Google Scholar doesn't always provide access to full-text resources. Reliable research articles can be expensive. While Google Scholar can help you identify an article, you might be asked to pay to read that article. (This is one benefit of using the library rather than relying on internet searching, by the way!)
Google Scholar can, however, be linked to your MSOE ID, allowing you to locate and then access content included in the library's subscriptions. Follow these instructions to set up this option.
When you are logged into your personal Google account, select Settings in the Google Scholar Menu
Then select Library Links and search for Milwaukee School of Engineering. Then select the option to search Milwaukee School of Engineering – Resources @ MSOE. (Simply searching for "MSOE" will not work. Search for "Milwaukee School of Engineering".)
Once you have set up this option, a Resources @ MSOE link will appear in your search results for resources included in library subscriptions.
Clicking on the Resources @ MSOE link will allow you to access the resource through the library's database subscriptions. If you are off-campus you will first be prompted to sign into MSOE's Single Sign-On (SSO) system.

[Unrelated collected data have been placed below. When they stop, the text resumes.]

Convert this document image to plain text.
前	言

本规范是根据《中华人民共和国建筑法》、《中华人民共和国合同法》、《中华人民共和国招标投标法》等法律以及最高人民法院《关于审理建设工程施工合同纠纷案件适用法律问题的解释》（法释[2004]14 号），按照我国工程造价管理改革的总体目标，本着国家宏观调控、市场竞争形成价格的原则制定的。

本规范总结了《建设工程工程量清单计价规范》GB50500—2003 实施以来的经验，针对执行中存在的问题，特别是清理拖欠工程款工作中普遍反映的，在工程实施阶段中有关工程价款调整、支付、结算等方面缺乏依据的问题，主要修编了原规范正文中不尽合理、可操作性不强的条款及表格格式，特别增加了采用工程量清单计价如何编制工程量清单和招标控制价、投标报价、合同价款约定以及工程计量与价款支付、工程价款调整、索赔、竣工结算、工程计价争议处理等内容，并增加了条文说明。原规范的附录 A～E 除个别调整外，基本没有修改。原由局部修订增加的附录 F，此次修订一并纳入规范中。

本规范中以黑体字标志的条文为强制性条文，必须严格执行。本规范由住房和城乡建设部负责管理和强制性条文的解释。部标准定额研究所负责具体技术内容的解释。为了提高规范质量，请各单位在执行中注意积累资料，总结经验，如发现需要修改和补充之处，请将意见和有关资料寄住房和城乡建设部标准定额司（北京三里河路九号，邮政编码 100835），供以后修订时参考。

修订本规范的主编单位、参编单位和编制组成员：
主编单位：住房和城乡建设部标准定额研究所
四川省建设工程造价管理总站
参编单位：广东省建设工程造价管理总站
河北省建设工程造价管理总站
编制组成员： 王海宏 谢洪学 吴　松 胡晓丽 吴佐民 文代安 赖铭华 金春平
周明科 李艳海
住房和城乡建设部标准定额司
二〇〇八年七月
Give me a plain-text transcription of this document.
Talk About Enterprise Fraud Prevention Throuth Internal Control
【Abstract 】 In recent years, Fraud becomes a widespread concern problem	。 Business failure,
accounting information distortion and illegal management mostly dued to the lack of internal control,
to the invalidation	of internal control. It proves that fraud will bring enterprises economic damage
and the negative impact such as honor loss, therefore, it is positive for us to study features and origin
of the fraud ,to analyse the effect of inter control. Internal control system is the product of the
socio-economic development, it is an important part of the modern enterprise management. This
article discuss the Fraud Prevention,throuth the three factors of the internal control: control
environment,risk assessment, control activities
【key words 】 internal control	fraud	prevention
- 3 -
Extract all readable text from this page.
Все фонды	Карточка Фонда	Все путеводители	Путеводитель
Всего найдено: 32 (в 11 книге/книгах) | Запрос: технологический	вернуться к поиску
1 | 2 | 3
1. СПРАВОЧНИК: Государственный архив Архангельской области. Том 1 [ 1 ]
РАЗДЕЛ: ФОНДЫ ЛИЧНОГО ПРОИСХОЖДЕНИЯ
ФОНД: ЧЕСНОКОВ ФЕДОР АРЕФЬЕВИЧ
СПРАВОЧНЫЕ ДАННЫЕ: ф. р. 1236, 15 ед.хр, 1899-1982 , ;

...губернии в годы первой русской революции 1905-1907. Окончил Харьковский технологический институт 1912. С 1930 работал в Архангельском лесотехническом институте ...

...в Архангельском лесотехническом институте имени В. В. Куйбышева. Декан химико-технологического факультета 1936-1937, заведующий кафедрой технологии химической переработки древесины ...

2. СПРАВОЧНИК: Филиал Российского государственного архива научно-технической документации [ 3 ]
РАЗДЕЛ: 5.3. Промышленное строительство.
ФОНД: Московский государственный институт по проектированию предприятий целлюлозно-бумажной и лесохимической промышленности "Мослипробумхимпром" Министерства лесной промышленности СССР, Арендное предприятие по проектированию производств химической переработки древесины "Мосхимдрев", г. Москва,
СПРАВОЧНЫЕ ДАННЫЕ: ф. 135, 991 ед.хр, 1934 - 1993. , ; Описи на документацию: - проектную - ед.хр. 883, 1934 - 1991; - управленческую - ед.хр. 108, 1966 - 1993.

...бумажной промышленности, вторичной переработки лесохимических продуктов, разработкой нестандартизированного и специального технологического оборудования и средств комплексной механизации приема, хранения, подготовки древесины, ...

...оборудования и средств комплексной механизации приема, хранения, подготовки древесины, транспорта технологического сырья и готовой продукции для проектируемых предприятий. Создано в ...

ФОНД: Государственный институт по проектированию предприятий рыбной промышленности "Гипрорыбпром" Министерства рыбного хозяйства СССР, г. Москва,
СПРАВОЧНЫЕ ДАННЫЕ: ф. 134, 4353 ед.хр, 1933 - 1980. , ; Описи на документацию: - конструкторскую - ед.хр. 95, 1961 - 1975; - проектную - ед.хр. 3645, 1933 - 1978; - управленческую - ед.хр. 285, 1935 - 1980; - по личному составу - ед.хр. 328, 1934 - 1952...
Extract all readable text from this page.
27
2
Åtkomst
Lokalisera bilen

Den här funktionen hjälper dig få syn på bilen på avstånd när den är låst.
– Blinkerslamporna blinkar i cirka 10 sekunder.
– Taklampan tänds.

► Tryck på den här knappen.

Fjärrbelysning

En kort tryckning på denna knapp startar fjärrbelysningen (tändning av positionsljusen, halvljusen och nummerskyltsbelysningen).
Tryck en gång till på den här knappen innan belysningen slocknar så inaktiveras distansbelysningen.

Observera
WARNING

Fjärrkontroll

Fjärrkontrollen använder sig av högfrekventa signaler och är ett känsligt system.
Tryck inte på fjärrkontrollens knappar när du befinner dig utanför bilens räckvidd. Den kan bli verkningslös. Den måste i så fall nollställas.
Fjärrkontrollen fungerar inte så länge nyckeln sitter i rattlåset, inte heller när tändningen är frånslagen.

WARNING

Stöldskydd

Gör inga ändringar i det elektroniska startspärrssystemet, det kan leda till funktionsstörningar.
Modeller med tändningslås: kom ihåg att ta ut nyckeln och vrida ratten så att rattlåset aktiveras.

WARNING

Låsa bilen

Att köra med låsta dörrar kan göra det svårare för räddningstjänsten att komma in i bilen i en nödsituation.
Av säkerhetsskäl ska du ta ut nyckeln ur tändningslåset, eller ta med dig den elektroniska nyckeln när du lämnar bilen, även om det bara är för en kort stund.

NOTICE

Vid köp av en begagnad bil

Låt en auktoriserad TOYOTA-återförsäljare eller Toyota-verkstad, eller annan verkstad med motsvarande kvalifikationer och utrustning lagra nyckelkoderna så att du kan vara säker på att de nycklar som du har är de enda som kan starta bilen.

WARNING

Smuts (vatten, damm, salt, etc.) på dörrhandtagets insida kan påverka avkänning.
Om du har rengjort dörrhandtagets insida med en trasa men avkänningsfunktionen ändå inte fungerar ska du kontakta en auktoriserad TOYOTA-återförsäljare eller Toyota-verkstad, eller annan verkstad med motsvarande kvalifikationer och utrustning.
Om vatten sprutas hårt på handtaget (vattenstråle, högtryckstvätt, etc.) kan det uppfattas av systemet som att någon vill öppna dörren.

You can certainly find useful resources searching in Google Scholar, but it is important to understand how to use it in research and why it should not be your only research stop.
Here are a few points to keep in mind:
Good Information is Usually Not Available for Free – Most intellectual content in journal articles, conference proceedings and books is protected by copyright law and is therefore typically not available for free. Publishers and information creators often require that users pay a fee for individual articles or purchase subscriptions or memberships in order to access content.
Not everything is on the Internet! – If you rely on the internet for all your research, you are at best only searching about a quarter of all information produced.
The Web can be a "Noisy" Untrustworthy Place – Many websites pay for the privilege to be rated higher or more relevant in search results. This means that a website with better content might not show up on your first page of results. Google and other search engines customize your search results based on your activity on the web. This means that your results might not include all views on a topic.
For scholarly, academic, or class-related research, a combination of library and web resources usually produces the best results.